Le premier ministre de la Colombie-Britannique, David Eby, a fermement repoussé la proposition inattendue du premier ministre de l’Ontario, Doug Ford, de construire un pipeline transcontinental à travers la C.-B., citant des préoccupations environnementales et un manque de consultation adéquate. L’échange entre les deux leaders provinciaux a mis en lumière des tensions plus profondes dans le débat canadien sur les infrastructures énergétiques.
Lors d’une conférence de presse hier à Victoria, Eby a révélé que Ford l’avait approché avec une proposition improvisée pour construire un corridor majeur de pipeline à travers la Colombie-Britannique afin de faciliter le transport des ressources pétrolières et gazières vers les marchés internationaux.
“Le premier ministre Ford m’a approché avec ce qui semblait être un plan hâtivement conçu pour un projet de pipeline national,” a déclaré Eby. “Bien que j’apprécie l’esprit de coopération interprovinciale, les grands projets d’infrastructure nécessitent des évaluations environnementales approfondies, une consultation significative des Autochtones et une analyse économique minutieuse—aucun de ces éléments n’était présent dans cette proposition.”

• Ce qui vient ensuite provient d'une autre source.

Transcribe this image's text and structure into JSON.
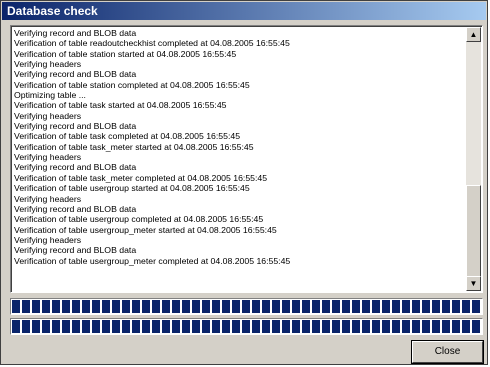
{
  "window": {
    "title": "Database check"
  },
  "log": {
    "lines": [
      "Verifying record and BLOB data",
      "Verification of table readoutcheckhist completed at 04.08.2005 16:55:45",
      "Verification of table station started at 04.08.2005 16:55:45",
      "Verifying headers",
      "Verifying record and BLOB data",
      "Verification of table station completed at 04.08.2005 16:55:45",
      "Optimizing table ...",
      "Verification of table task started at 04.08.2005 16:55:45",
      "Verifying headers",
      "Verifying record and BLOB data",
      "Verification of table task completed at 04.08.2005 16:55:45",
      "Verification of table task_meter started at 04.08.2005 16:55:45",
      "Verifying headers",
      "Verifying record and BLOB data",
      "Verification of table task_meter completed at 04.08.2005 16:55:45",
      "Verification of table usergroup started at 04.08.2005 16:55:45",
      "Verifying headers",
      "Verifying record and BLOB data",
      "Verification of table usergroup completed at 04.08.2005 16:55:45",
      "Verification of table usergroup_meter started at 04.08.2005 16:55:45",
      "Verifying headers",
      "Verifying record and BLOB data",
      "Verification of table usergroup_meter completed at 04.08.2005 16:55:45"
    ]
  },
  "scrollbar": {
    "up_arrow": "▲",
    "down_arrow": "▼"
  },
  "progress": [
    {
      "name": "progress-bar-1",
      "value": 1.0
    },
    {
      "name": "progress-bar-2",
      "value": 1.0
    }
  ],
  "buttons": {
    "close_label": "Close"
  },
  "colors": {
    "titlebar": "#0a246a",
    "progress_fill": "#0a246a",
    "face": "#d4d0c8"
  }
}
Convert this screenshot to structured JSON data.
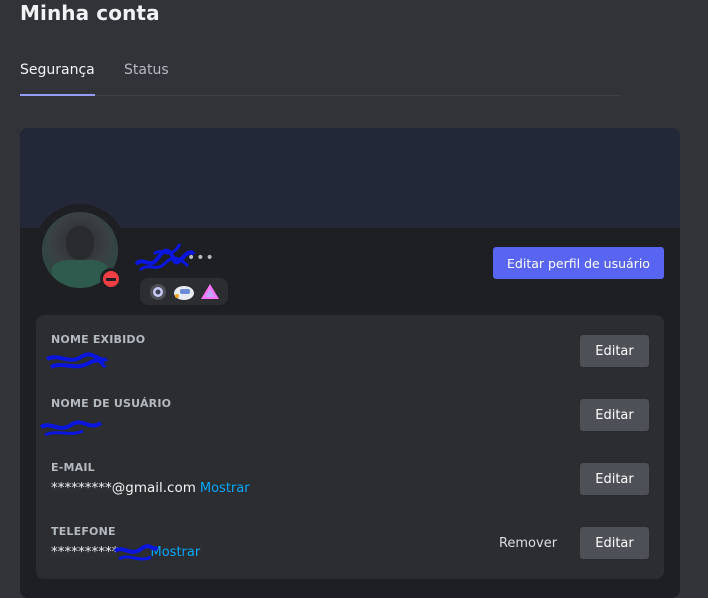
{
  "page": {
    "title": "Minha conta"
  },
  "tabs": [
    {
      "label": "Segurança",
      "active": true
    },
    {
      "label": "Status",
      "active": false
    }
  ],
  "profile": {
    "edit_profile_label": "Editar perfil de usuário",
    "more_label": "•••",
    "status": "do-not-disturb",
    "badges": [
      "hypesquad-badge",
      "quest-badge",
      "nitro-boost-badge"
    ]
  },
  "fields": [
    {
      "label": "NOME EXIBIDO",
      "value": "",
      "edit_label": "Editar"
    },
    {
      "label": "NOME DE USUÁRIO",
      "value": "",
      "edit_label": "Editar"
    },
    {
      "label": "E-MAIL",
      "value": "*********@gmail.com",
      "show_label": "Mostrar",
      "edit_label": "Editar"
    },
    {
      "label": "TELEFONE",
      "value": "**********",
      "show_label": "Mostrar",
      "remove_label": "Remover",
      "edit_label": "Editar"
    }
  ],
  "colors": {
    "background": "#313338",
    "card": "#1e1f22",
    "banner": "#232838",
    "accent": "#5865f2",
    "link": "#00a8fc",
    "dnd": "#f23f43"
  }
}
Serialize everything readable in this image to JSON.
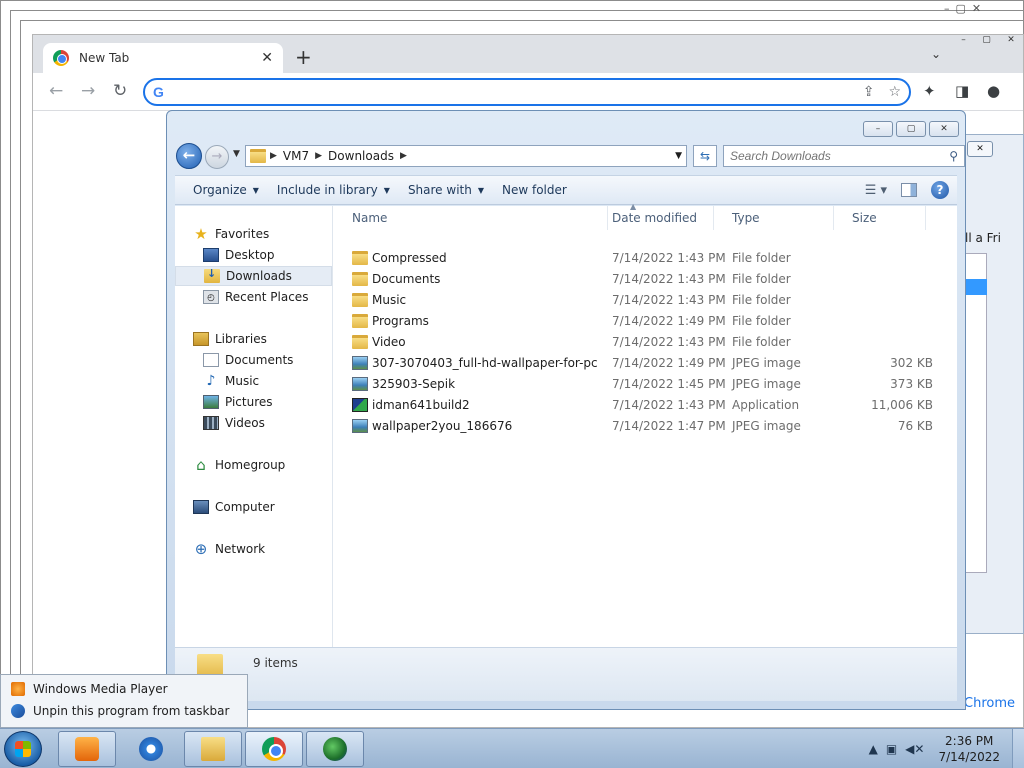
{
  "chrome": {
    "tab_title": "New Tab",
    "tab_close": "✕",
    "new_tab": "+",
    "tab_list": "⌄",
    "omnibox_value": "",
    "omnibox_icon": "G",
    "bottom_link": "e Chrome",
    "window_controls": [
      "–",
      "▢",
      "✕"
    ]
  },
  "explorer": {
    "window_controls": [
      "–",
      "▢",
      "✕"
    ],
    "breadcrumbs": [
      "VM7",
      "Downloads"
    ],
    "search_placeholder": "Search Downloads",
    "commands": [
      {
        "label": "Organize",
        "dropdown": true
      },
      {
        "label": "Include in library",
        "dropdown": true
      },
      {
        "label": "Share with",
        "dropdown": true
      },
      {
        "label": "New folder",
        "dropdown": false
      }
    ],
    "help": "?",
    "nav": {
      "favorites": {
        "label": "Favorites",
        "items": [
          "Desktop",
          "Downloads",
          "Recent Places"
        ]
      },
      "libraries": {
        "label": "Libraries",
        "items": [
          "Documents",
          "Music",
          "Pictures",
          "Videos"
        ]
      },
      "homegroup": "Homegroup",
      "computer": "Computer",
      "network": "Network"
    },
    "columns": [
      "Name",
      "Date modified",
      "Type",
      "Size"
    ],
    "files": [
      {
        "name": "Compressed",
        "date": "7/14/2022 1:43 PM",
        "type": "File folder",
        "size": "",
        "icon": "folder"
      },
      {
        "name": "Documents",
        "date": "7/14/2022 1:43 PM",
        "type": "File folder",
        "size": "",
        "icon": "folder"
      },
      {
        "name": "Music",
        "date": "7/14/2022 1:43 PM",
        "type": "File folder",
        "size": "",
        "icon": "folder"
      },
      {
        "name": "Programs",
        "date": "7/14/2022 1:49 PM",
        "type": "File folder",
        "size": "",
        "icon": "folder"
      },
      {
        "name": "Video",
        "date": "7/14/2022 1:43 PM",
        "type": "File folder",
        "size": "",
        "icon": "folder"
      },
      {
        "name": "307-3070403_full-hd-wallpaper-for-pc",
        "date": "7/14/2022 1:49 PM",
        "type": "JPEG image",
        "size": "302 KB",
        "icon": "jpeg"
      },
      {
        "name": "325903-Sepik",
        "date": "7/14/2022 1:45 PM",
        "type": "JPEG image",
        "size": "373 KB",
        "icon": "jpeg"
      },
      {
        "name": "idman641build2",
        "date": "7/14/2022 1:43 PM",
        "type": "Application",
        "size": "11,006 KB",
        "icon": "app"
      },
      {
        "name": "wallpaper2you_186676",
        "date": "7/14/2022 1:47 PM",
        "type": "JPEG image",
        "size": "76 KB",
        "icon": "jpeg"
      }
    ],
    "item_count": "9 items"
  },
  "right_window": {
    "partial_text": "ll a Fri"
  },
  "jumplist": {
    "items": [
      {
        "label": "Windows Media Player",
        "icon": "wmp-icon"
      },
      {
        "label": "Unpin this program from taskbar",
        "icon": "unpin-icon"
      }
    ]
  },
  "taskbar": {
    "apps": [
      "windows-media-player",
      "internet-explorer",
      "windows-explorer",
      "google-chrome",
      "internet-download-manager"
    ],
    "clock_time": "2:36 PM",
    "clock_date": "7/14/2022"
  }
}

Le bureau de Ford a défendu l’initiative comme faisant partie d’une vision plus large visant à renforcer la sécurité énergétique du Canada et ses capacités d’exportation. “Notre gouvernement croit en la libération du potentiel des ressources du Canada pour créer des emplois et de la prospérité à travers le pays,” a déclaré un porte-parole du bureau de Ford lorsqu’il a été contacté pour commentaire.
Le désaccord met en évidence les différences fondamentales dans la façon dont les provinces abordent le développement des ressources. L’Ontario, qui manque de réserves significatives de pétrole et de gaz, a démontré sa volonté de soutenir des projets énergétiques pancanadiens, tandis que la Colombie-Britannique a maintenu des positions environnementales plus strictes, particulièrement concernant les infrastructures de combustibles fossiles.
Les leaders autochtones de toute la C.-B. ont rapidement réagi à la nouvelle de la proposition. Le Grand Chef Stewart Phillip de l’Union des chefs indiens de la C.-B. a exprimé sa frustration d’avoir été exclu des discussions initiales. “Encore une fois, nous voyons des projets majeurs de ressources envisagés sans le consentement libre, préalable et éclairé des peuples autochtones dont les territoires seraient directement touchés,” a noté Phillip.
Les organisations environnementales ont salué la décision d’Eby. “La Colombie-Britannique s’est engagée à réduire les émissions de carbone et à passer aux énergies propres,” a déclaré Karen Mahon de Stand.earth. “Un nouveau pipeline nous enfermerait dans des décennies d’infrastructures supplémentaires de combustibles fossiles précisément au moment où la science du climat exige que nous allions dans la direction opposée.”
Les économistes de l’énergie soulignent que l’argument économique en faveur de nouvelles infrastructures de pipeline reste controversé. Dr Werner Antweiler de l’École de commerce Sauder de l’Université de la Colombie-Britannique a expliqué: “Le marché mondial des combustibles fossiles fait face à une incertitude à long terme. Les investissements majeurs en infrastructure doivent être évalués dans le contexte des politiques climatiques qui visent à réduire la consommation de combustibles fossiles au cours des prochaines décennies.”
Ce n’est pas la première fois que la C.-B. se retrouve au centre des débats nationaux sur les pipelines. La province a déjà été le site de disputes prolongées concernant l’expansion du pipeline Trans Mountain, qui a fait face à des années de contestations juridiques et de protestations avant que la construction ne se poursuive.
Le gouvernement fédéral a maintenu une position mesurée sur la question. Le ministre des Ressources naturelles, Jonathan Wilkinson, a reconnu l’échange entre les premiers ministres mais a souligné que “tout projet énergétique interprovincial majeur nécessiterait une approbation réglementaire fédérale et une consultation approfondie avec les communautés touchées.”
Alors que le Canada continue de naviguer dans l’équilibre complexe entre le développement des ressources et les engagements climatiques, la question demeure: notre fédération peut-elle trouver une voie qui respecte l’autonomie provinciale tout en répondant aux intérêts économiques et aux impératifs environnementaux dans un monde de plus en plus contraint par le carbone?